Living room furniture went in the addition. I didn’t spend much time in there, except to curl up by the wood stove in winter. I am not a living room type person. I spend most of my time at the kitchen table when I’m inside.
I could have lived in the trailer itself, which was 176 square feet. The addition was 396 square feet, bringing the total living area to 572 square feet. This was more than enough room for just me.
Smaller spaces post-kids
More recently, I discovered half a duplex a friend owns. It is 665 square feet with a full bath, bedroom with an ample closet and a full yet compact kitchen, which is open to the living room. As a buffer and for more space, between the two units there is a storage room with shelves and a washer and dryer. This might bring the total area to maybe 750 square feet.
The first time I walked into this unit, I knew I could live here once my kids were grown up. It was more than enough room for just me. The key to its functionality and aesthetics is proper scale of furniture and appliances. You do not feel overwhelmed or cramped, because there is plenty of room for living and moving around.

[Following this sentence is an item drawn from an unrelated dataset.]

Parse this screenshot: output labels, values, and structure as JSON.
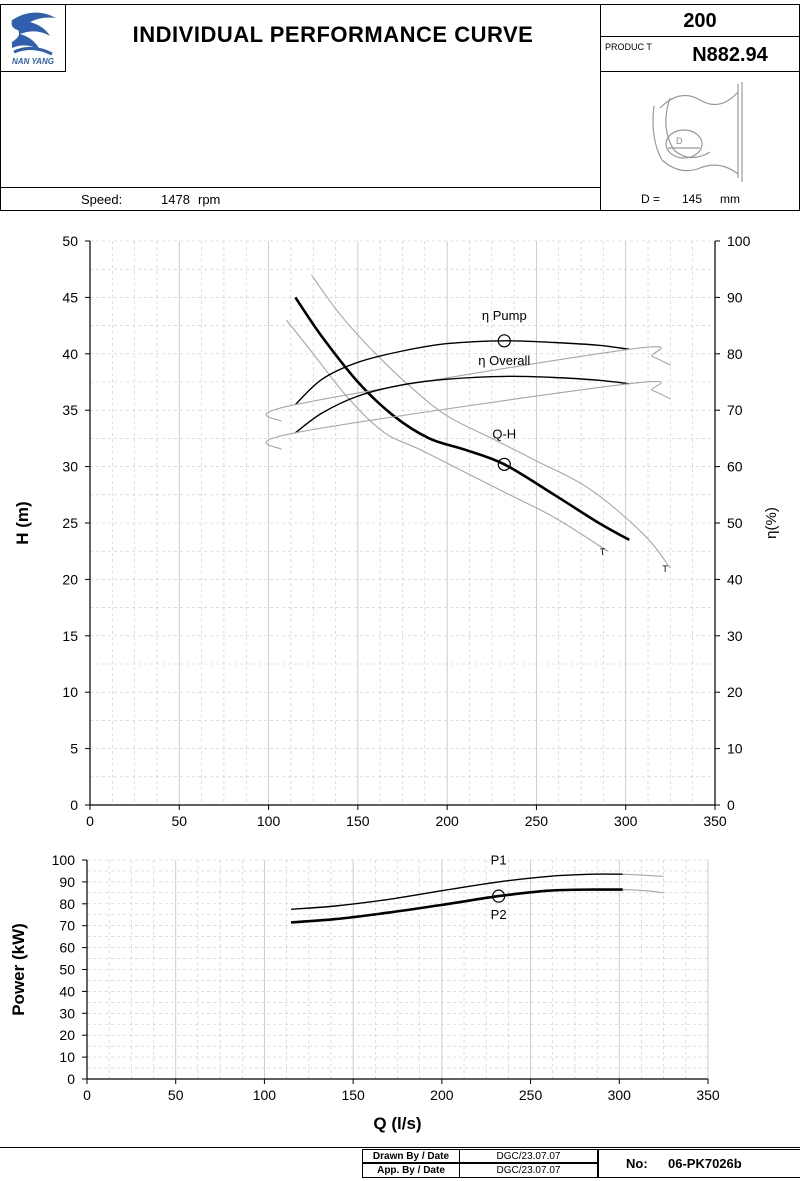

My friends and their tiny house living
My friend, Bill, built a portable tiny home, bought a pick-up truck to tow it, rented out his house and spent the winter in the Arizona desert. He is free to move north as the weather warms. He has a small solar panel for electricity, hauls water and cooks outside, even though the house has a kitchen.

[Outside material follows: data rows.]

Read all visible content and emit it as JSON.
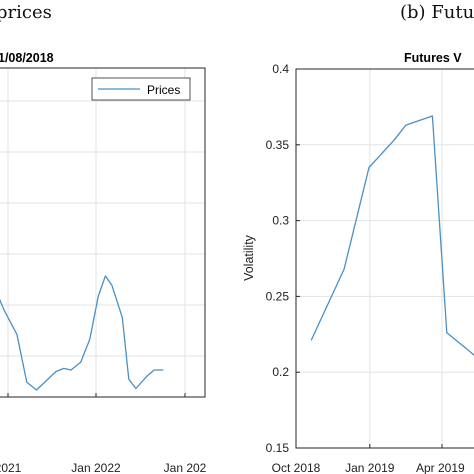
{
  "captions": {
    "left": "prices",
    "right": "(b) Futu"
  },
  "colors": {
    "series": "#4a90c4",
    "grid": "#e3e3e3",
    "axis": "#262626"
  },
  "chart_data": [
    {
      "type": "line",
      "title": "1/08/2018",
      "xlabel": "",
      "ylabel": "",
      "x_tick_labels": [
        "2021",
        "Jan 2022",
        "Jan 202"
      ],
      "grid": true,
      "legend": {
        "position": "top-right",
        "entries": [
          "Prices"
        ]
      },
      "series": [
        {
          "name": "Prices",
          "points": [
            [
              -2,
              0.72
            ],
            [
              0,
              0.52
            ],
            [
              2,
              0.36
            ],
            [
              3.5,
              0.05
            ],
            [
              5,
              0.0
            ],
            [
              8,
              0.12
            ],
            [
              9.2,
              0.14
            ],
            [
              10.3,
              0.13
            ],
            [
              11.8,
              0.18
            ],
            [
              13.2,
              0.33
            ],
            [
              14.5,
              0.61
            ],
            [
              15.6,
              0.74
            ],
            [
              16.6,
              0.68
            ],
            [
              18.2,
              0.47
            ],
            [
              19.2,
              0.07
            ],
            [
              20.3,
              0.01
            ],
            [
              22,
              0.09
            ],
            [
              23.1,
              0.13
            ],
            [
              24.5,
              0.13
            ]
          ]
        }
      ]
    },
    {
      "type": "line",
      "title": "Futures V",
      "xlabel": "",
      "ylabel": "Volatility",
      "ylim": [
        0.15,
        0.4
      ],
      "y_ticks": [
        0.15,
        0.2,
        0.25,
        0.3,
        0.35,
        0.4
      ],
      "y_tick_labels": [
        "0.15",
        "0.2",
        "0.25",
        "0.3",
        "0.35",
        "0.4"
      ],
      "x_tick_labels": [
        "Oct 2018",
        "Jan 2019",
        "Apr 2019"
      ],
      "grid": true,
      "series": [
        {
          "points": [
            [
              "2018-10-20",
              0.221
            ],
            [
              "2018-11-30",
              0.268
            ],
            [
              "2018-12-31",
              0.335
            ],
            [
              "2019-01-31",
              0.353
            ],
            [
              "2019-02-15",
              0.363
            ],
            [
              "2019-03-20",
              0.369
            ],
            [
              "2019-04-07",
              0.226
            ],
            [
              "2019-05-05",
              0.214
            ],
            [
              "2019-05-20",
              0.207
            ]
          ]
        }
      ]
    }
  ]
}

My friend, Drew, is building a tiny home on his land to simplify his life and live lightly on the earth. He also wants to spend quality time with his family, instead of working all the time to pay off a big mortgage. They have a big garden to round out their frugal, self-sufficient lifestyle.
Preparing for tiny house living
Getting rid of Stuff is the first and most important thing to do before living in a tiny home. This is essential! Simplicity is the basis of this lifestyle. There are so many things we have that we never use. Why have them? Get rid of them! If you need an item later, you can borrow it.
Create simple storage for the few belongings you have left. Built-in furniture with storage below is a good option. Think of surfaces where you wouldn’t normally store things, too, like the ceiling. Some items can hang and be out of the way yet handy. Small-scale furniture and appliances give a sense of roominess without sacrifice.
Where to start looking for a tiny house
You can build new, buy used or purchase a kit. Tiny House Listings and craigslist are good places to shop. If you are building, investigate Michael Janzen’s Tiny House Design and Jay Shafer’s Tumbleweed Houses for inspiration and information. My friend, Derek, aka The Natural Papa, has six years of tiny house living behind him, and he offers up a wonderful list of resources.
Could you live in a tiny house?
This lifestyle is not for everyone! If you are so inclined to try it, figure out your needs for sleeping, cleaning, eating, living and storage, and find what works. There are as many ways to live tiny as there are eco-conscious people, so do what’s right for your particular needs. Sleep well in your tiny house knowing your carbon footprint is pretty small!